There are no doubt also background institutional conditions that will favour this perception of the euro-dividend and thereby its acceptability by the population, rather than a perception in terms of immediate country-level net losses and net gains. As long as key decisions are taken by politicians who are accountable exclusively to the electorate of a single country, it will be very difficult to prevent electoral competition from getting the issue framed in terms of net gainer and net loosing countries. This is the case to the extent that the key decisions are taken by heads of government gathered in the European Council. But it does not need to be different if more power is exercised by the European Parliament, meant to emanate from the EU population as a whole rather than from its member states. As things stand, MEPs are also electorally accountable only to the citizens of their own country. In the US and in European nations, an inclusive rhetoric and policy orientation is facilitated by direct presidential elections or centralized political parties. At EU level, there are good reasons to believe that we shall never have either. The next best option is the development of strong pan-EU federations of national parties, which itself will remain a pipe dream in the absence of an EU-wide constituency for part of the seats of the European Parliament, coupled with a direct link between the composition of the EU executive and the electoral results in this constituency.

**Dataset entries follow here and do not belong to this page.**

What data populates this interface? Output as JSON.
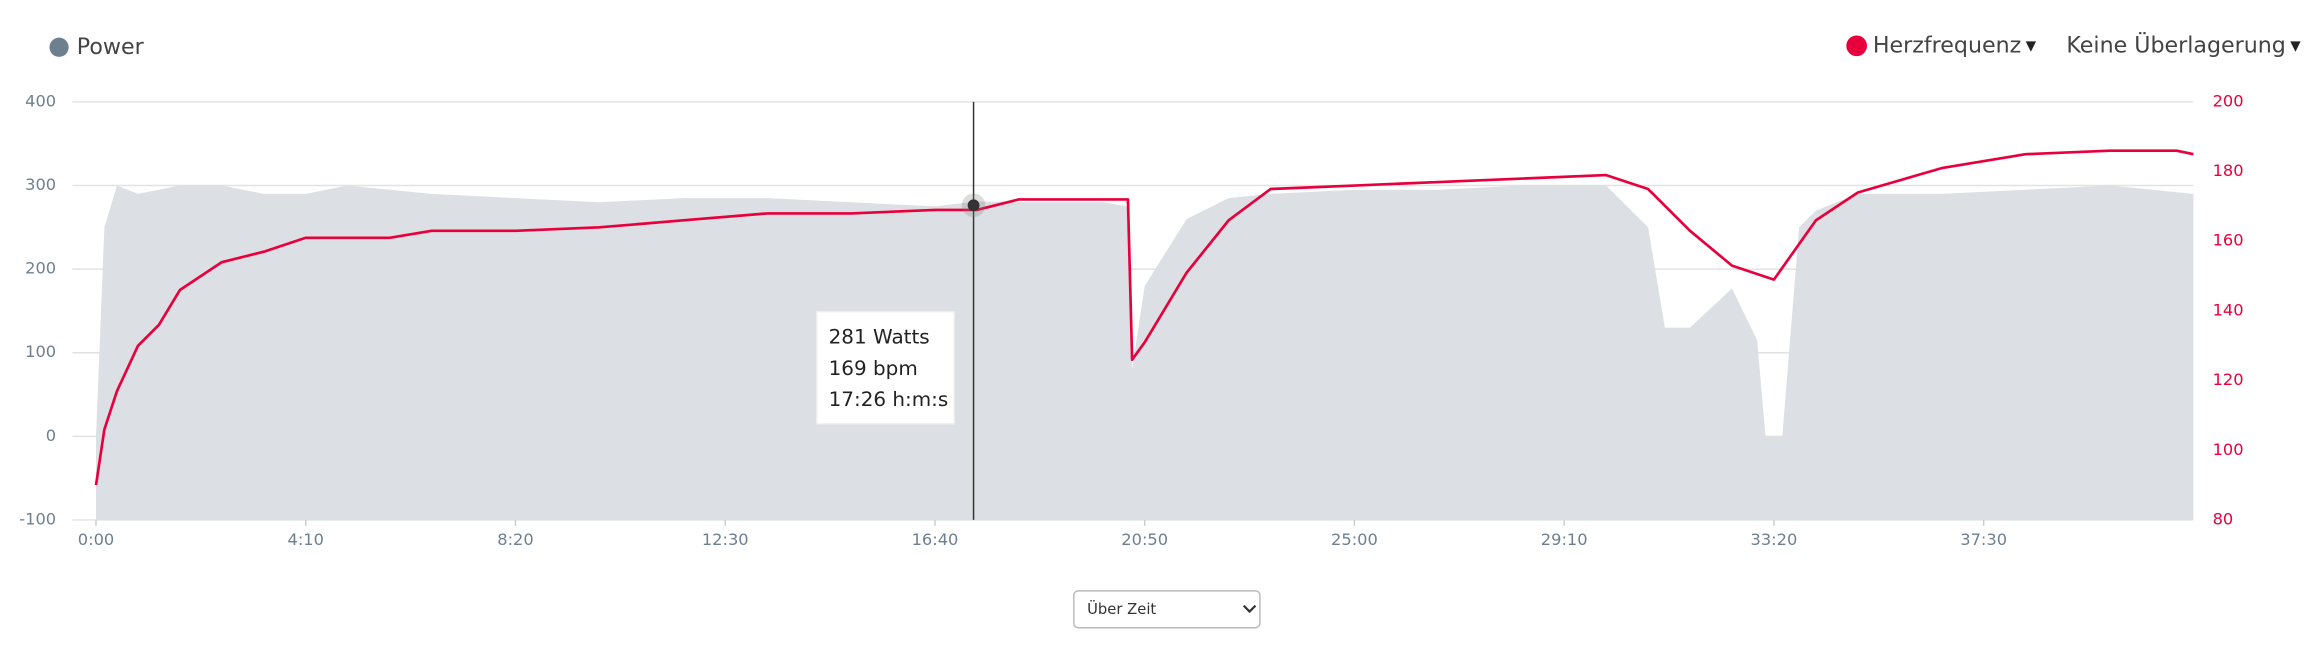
{
  "chart_data": {
    "type": "line",
    "legend_left": "Power",
    "legend_right": "Herzfrequenz",
    "overlay_menu": "Keine Überlagerung",
    "x_mode_select": "Über Zeit",
    "xlim": [
      0,
      2500
    ],
    "xticks": [
      {
        "value": 0,
        "label": "0:00"
      },
      {
        "value": 250,
        "label": "4:10"
      },
      {
        "value": 500,
        "label": "8:20"
      },
      {
        "value": 750,
        "label": "12:30"
      },
      {
        "value": 1000,
        "label": "16:40"
      },
      {
        "value": 1250,
        "label": "20:50"
      },
      {
        "value": 1500,
        "label": "25:00"
      },
      {
        "value": 1750,
        "label": "29:10"
      },
      {
        "value": 2000,
        "label": "33:20"
      },
      {
        "value": 2250,
        "label": "37:30"
      }
    ],
    "ylim": [
      -100,
      400
    ],
    "yticks": [
      -100,
      0,
      100,
      200,
      300,
      400
    ],
    "y2lim": [
      80,
      200
    ],
    "y2ticks": [
      80,
      100,
      120,
      140,
      160,
      180,
      200
    ],
    "grid": true,
    "series": [
      {
        "name": "Power",
        "color": "#6e8090",
        "area_color": "#dcdfe3",
        "x": [
          0,
          10,
          25,
          50,
          75,
          100,
          150,
          200,
          250,
          300,
          400,
          500,
          600,
          700,
          800,
          900,
          1000,
          1050,
          1100,
          1200,
          1230,
          1235,
          1250,
          1300,
          1350,
          1400,
          1500,
          1600,
          1700,
          1800,
          1850,
          1870,
          1900,
          1950,
          1980,
          1990,
          2010,
          2030,
          2050,
          2100,
          2200,
          2300,
          2400,
          2500
        ],
        "values": [
          0,
          250,
          300,
          290,
          295,
          300,
          300,
          290,
          290,
          300,
          290,
          285,
          280,
          285,
          285,
          280,
          275,
          281,
          280,
          280,
          275,
          80,
          180,
          260,
          285,
          290,
          295,
          295,
          300,
          300,
          250,
          130,
          130,
          177,
          115,
          0,
          0,
          250,
          270,
          290,
          290,
          295,
          300,
          290
        ]
      },
      {
        "name": "Herzfrequenz",
        "color": "#e8003d",
        "axis": "y2",
        "x": [
          0,
          10,
          25,
          50,
          75,
          100,
          150,
          200,
          250,
          350,
          400,
          500,
          600,
          700,
          800,
          900,
          1000,
          1050,
          1100,
          1200,
          1230,
          1235,
          1250,
          1300,
          1350,
          1400,
          1500,
          1600,
          1700,
          1800,
          1850,
          1900,
          1950,
          2000,
          2050,
          2100,
          2200,
          2300,
          2400,
          2480,
          2500
        ],
        "values": [
          90,
          106,
          117,
          130,
          136,
          146,
          154,
          157,
          161,
          161,
          163,
          163,
          164,
          166,
          168,
          168,
          169,
          169,
          172,
          172,
          172,
          126,
          131,
          151,
          166,
          175,
          176,
          177,
          178,
          179,
          175,
          163,
          153,
          149,
          166,
          174,
          181,
          185,
          186,
          186,
          185
        ]
      }
    ],
    "tooltip": {
      "x": 1046,
      "lines": [
        "281 Watts",
        "169 bpm",
        "17:26 h:m:s"
      ]
    }
  }
}
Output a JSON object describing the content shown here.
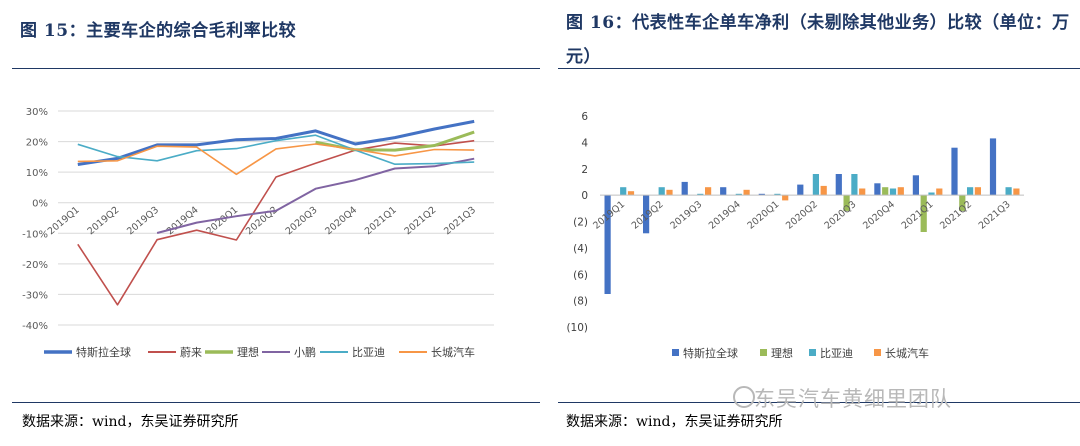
{
  "left": {
    "title": "图 15：主要车企的综合毛利率比较",
    "source": "数据来源：wind，东吴证券研究所"
  },
  "right": {
    "title": "图 16：代表性车企单车净利（未剔除其他业务）比较（单位：万元）",
    "source": "数据来源：wind，东吴证券研究所"
  },
  "watermark": "东吴汽车黄细里团队",
  "chart_data": [
    {
      "type": "line",
      "categories": [
        "2019Q1",
        "2019Q2",
        "2019Q3",
        "2019Q4",
        "2020Q1",
        "2020Q2",
        "2020Q3",
        "2020Q4",
        "2021Q1",
        "2021Q2",
        "2021Q3"
      ],
      "ylim": [
        -40,
        30
      ],
      "yticks": [
        "30%",
        "20%",
        "10%",
        "0%",
        "-10%",
        "-20%",
        "-30%",
        "-40%"
      ],
      "grid": true,
      "legend": "bottom",
      "series": [
        {
          "name": "特斯拉全球",
          "color": "#4472c4",
          "width": 3,
          "values": [
            12.5,
            14.5,
            18.9,
            18.9,
            20.6,
            21.0,
            23.5,
            19.2,
            21.3,
            24.1,
            26.6
          ]
        },
        {
          "name": "蔚来",
          "color": "#c0504d",
          "width": 1.6,
          "values": [
            -13.6,
            -33.4,
            -12.1,
            -9.0,
            -12.2,
            8.4,
            12.9,
            17.2,
            19.5,
            18.6,
            20.3
          ]
        },
        {
          "name": "理想",
          "color": "#9bbb59",
          "width": 3,
          "values": [
            null,
            null,
            null,
            null,
            null,
            null,
            19.8,
            17.3,
            17.2,
            18.7,
            23.1
          ]
        },
        {
          "name": "小鹏",
          "color": "#8064a2",
          "width": 2,
          "values": [
            null,
            null,
            -9.9,
            -6.5,
            -4.4,
            -2.6,
            4.6,
            7.4,
            11.2,
            11.9,
            14.4
          ]
        },
        {
          "name": "比亚迪",
          "color": "#4bacc6",
          "width": 1.6,
          "values": [
            19.1,
            15.1,
            13.7,
            17.0,
            17.7,
            20.3,
            22.1,
            17.2,
            12.6,
            12.8,
            13.3
          ]
        },
        {
          "name": "长城汽车",
          "color": "#f79646",
          "width": 1.6,
          "values": [
            13.5,
            13.7,
            18.5,
            18.2,
            9.3,
            17.6,
            19.2,
            17.4,
            15.3,
            17.4,
            17.2
          ]
        }
      ]
    },
    {
      "type": "bar",
      "categories": [
        "2019Q1",
        "2019Q2",
        "2019Q3",
        "2019Q4",
        "2020Q1",
        "2020Q2",
        "2020Q3",
        "2020Q4",
        "2021Q1",
        "2021Q2",
        "2021Q3"
      ],
      "ylim": [
        -10,
        6
      ],
      "yticks": [
        "6",
        "4",
        "2",
        "0",
        "(2)",
        "(4)",
        "(6)",
        "(8)",
        "(10)"
      ],
      "grid": false,
      "legend": "bottom",
      "series": [
        {
          "name": "特斯拉全球",
          "color": "#4472c4",
          "values": [
            -7.5,
            -2.9,
            1.0,
            0.6,
            0.1,
            0.8,
            1.6,
            0.9,
            1.5,
            3.6,
            4.3
          ]
        },
        {
          "name": "理想",
          "color": "#9bbb59",
          "values": [
            null,
            null,
            null,
            null,
            null,
            null,
            -1.2,
            0.6,
            -2.8,
            -1.2,
            null
          ]
        },
        {
          "name": "比亚迪",
          "color": "#4bacc6",
          "values": [
            0.6,
            0.6,
            0.1,
            0.1,
            0.1,
            1.6,
            1.6,
            0.5,
            0.2,
            0.6,
            0.6
          ]
        },
        {
          "name": "长城汽车",
          "color": "#f79646",
          "values": [
            0.3,
            0.4,
            0.6,
            0.4,
            -0.4,
            0.7,
            0.5,
            0.6,
            0.5,
            0.6,
            0.5
          ]
        }
      ]
    }
  ]
}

More broadly still, the political achievability and sustainability of a euro dividend— and of any other major redistributive scheme at EU level — requires the existence and liveliness of an EU-wide democratic forum. An EU-wide parliamentary constituency should help, but will not suffice. Institutional innovations such as the European Citizens’ Initiatives should also help, because of the opportunities and incentives they create to meet, argue and mobilize across national borders. The most fundamental obstacle, however, is the EU’s linguistic diversity. National welfare states were not born out of the blue through some top-down decree. They were the laborious outcomes of long struggles. Such struggles could only be successful because of efficient communication, trust building, coordination and mobilization across the nation made possible by a shared national language. The wonderful yet expensive and stiffening services of translators and interpreters will never supply an adequate alternative to a shared language. As mentioned before, competence in English is spreading rapidly among the younger cohorts of the European population. But this lingua franca should not and will not replace national languages. It will not therefore be able to play quite the same role as national languages in cementing trust and fostering solidarity. Nonetheless a minimal condition for the political sustainability of institutionalized solidarity is that the people among whom this solidarity operates should be able to address and understand each other. The democratization and appropriation of English as a lingua franca throughout Europe is therefore at least as crucial to the political feasibility of EU-wide redistribution as institutional engineering.

What follows from this brief discussion of political feasibility is not that we might as well give up. It is rather that it is not enough to spell out blueprints of what is needed to get to the roots of our present problems, submit them to critical scrutiny and advocate what emerges as the most robust version. At the same time, one must fight and progress on many different, seemingly unconnected fronts. Banning the dubbing of films may be no less crucial to the sustainability of an EU-wide transfer system than removing the cap on the EU’s taxing powers.”